Le chercheur Antonio Javier Sutil Jiménez expose dans cet article les données les plus pertinentes concernant l’étude « Diagnostic différentiel des étiologies de la démence basé sur l’IA à partir de données multimodales ».
Pourquoi l’étude de la démence et de l’intelligence artificielle (IA) est-elle importante ?
La population mondiale vieillit et, avec cela, nous faisons face à de multiples risques pour la santé liés à l’âge. L’un de ces risques est les démences, dont le nombre de nouveaux diagnostics augmente d’environ 10 millions de cas chaque année. Les démences sont un ensemble de maladies caractérisées par la détérioration des fonctions cognitives au point de rendre difficiles ou impossibles les activités de la vie quotidienne de manière autonome. Parmi elles, la maladie d’Alzheimer se distingue, mais il en existe beaucoup d’autres comme la démence vasculaire, la démence à corps de Lewy ou la démence frontotemporale.
Comment intervenir pour réduire les problèmes associés aux démences ?
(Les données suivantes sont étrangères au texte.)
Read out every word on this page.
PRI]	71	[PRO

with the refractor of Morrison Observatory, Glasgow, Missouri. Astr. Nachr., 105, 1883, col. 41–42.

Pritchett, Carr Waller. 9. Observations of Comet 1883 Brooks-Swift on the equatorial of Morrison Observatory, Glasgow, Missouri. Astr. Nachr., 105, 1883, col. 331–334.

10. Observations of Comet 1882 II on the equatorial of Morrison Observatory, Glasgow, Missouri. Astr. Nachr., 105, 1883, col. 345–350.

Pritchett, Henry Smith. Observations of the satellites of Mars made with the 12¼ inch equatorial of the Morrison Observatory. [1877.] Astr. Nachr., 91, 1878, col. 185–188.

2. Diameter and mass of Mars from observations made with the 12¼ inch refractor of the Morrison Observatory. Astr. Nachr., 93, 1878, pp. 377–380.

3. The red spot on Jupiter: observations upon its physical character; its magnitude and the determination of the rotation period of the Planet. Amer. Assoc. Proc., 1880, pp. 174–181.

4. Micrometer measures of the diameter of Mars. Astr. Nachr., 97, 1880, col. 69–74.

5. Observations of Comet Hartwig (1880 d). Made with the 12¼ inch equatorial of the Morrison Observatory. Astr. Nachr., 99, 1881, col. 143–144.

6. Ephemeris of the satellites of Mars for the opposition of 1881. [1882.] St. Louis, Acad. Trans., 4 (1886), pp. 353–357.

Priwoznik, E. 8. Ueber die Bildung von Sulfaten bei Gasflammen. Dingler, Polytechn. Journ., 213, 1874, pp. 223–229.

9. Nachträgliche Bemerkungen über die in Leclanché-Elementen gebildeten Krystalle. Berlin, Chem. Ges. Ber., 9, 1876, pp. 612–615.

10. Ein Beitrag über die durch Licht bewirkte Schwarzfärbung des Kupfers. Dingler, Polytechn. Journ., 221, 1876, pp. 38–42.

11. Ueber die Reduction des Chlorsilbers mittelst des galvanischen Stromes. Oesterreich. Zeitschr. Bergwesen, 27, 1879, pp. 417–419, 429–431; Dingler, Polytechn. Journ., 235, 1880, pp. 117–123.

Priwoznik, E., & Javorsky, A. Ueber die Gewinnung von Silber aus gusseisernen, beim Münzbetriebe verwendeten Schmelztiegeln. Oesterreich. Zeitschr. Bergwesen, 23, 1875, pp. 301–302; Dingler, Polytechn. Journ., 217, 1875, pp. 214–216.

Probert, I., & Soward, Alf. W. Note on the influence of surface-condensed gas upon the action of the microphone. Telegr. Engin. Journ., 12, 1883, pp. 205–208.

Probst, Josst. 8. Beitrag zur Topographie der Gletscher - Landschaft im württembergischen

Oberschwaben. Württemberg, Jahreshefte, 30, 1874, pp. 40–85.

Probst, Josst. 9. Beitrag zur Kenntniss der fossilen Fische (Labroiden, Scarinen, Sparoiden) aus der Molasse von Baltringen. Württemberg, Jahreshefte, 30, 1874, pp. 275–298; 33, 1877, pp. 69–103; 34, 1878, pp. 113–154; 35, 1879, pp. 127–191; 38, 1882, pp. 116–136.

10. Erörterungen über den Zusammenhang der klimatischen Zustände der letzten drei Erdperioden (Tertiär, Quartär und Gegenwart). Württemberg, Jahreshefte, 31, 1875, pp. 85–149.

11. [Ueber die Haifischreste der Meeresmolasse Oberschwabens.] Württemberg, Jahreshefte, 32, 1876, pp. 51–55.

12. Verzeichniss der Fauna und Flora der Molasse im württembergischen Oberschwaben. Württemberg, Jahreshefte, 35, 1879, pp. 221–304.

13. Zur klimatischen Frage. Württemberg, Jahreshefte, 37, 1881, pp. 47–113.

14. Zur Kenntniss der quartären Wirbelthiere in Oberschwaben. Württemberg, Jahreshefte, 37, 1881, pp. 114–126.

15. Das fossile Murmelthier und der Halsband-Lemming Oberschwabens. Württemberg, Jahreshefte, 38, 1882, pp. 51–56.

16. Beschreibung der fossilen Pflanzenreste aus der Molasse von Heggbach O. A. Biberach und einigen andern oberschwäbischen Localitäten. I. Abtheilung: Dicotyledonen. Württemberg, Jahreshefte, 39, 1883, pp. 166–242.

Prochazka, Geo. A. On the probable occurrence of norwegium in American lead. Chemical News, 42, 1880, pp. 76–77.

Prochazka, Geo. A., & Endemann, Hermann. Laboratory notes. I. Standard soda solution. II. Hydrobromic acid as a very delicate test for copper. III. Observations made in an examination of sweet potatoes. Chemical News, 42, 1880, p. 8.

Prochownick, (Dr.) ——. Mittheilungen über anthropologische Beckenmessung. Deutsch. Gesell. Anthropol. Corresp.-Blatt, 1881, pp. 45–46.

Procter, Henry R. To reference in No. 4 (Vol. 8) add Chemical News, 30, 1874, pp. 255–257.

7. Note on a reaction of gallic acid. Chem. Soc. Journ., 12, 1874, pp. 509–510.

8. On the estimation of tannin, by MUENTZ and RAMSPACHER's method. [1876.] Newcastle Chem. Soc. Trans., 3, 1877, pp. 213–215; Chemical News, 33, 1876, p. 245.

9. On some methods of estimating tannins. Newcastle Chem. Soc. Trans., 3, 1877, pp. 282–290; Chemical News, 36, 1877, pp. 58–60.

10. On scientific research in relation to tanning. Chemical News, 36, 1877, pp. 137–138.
La réponse réside dans la obtention de diagnostics précoces et précis permettant de réaliser des thérapies efficaces et spécifiquement adaptées à chaque maladie. En 2017, l’Organisation mondiale de la santé (OMS) a déjà déclaré la nécessité d’améliorer les diagnostics pour faire face à l’augmentation des cas de démence à l’échelle mondiale. Cependant, les différents types de démence sont parfois difficilement différenciables aux stades précoces, car les symptômes associés à chaque démence sont complexes. De plus, il arrive que différentes démences coexistent, ce qui entraîne un grand nombre d’erreurs diagnostiques.
Gold Standard
Ces diagnostics se sont principalement appuyés sur des évaluations neuropsychologiques. Cependant, ces diagnostics basés sur des tests cognitifs et comportementaux ont été tentés d’être liés à des tests évaluant des échantillons biologiques tels que des scanners de résonance, des échantillons de sang ou du liquide céphalorachidien, entre autres. Malgré de grands efforts, il manque encore une épreuve diagnostique de type « Gold Standard ». C’est le nom donné à un test de diagnostic qui possède une grande fiabilité pour diagnostiquer une maladie spécifique. Ce Gold Standard a principalement été recherché à travers les données biologiques sans succès jusqu’à présent.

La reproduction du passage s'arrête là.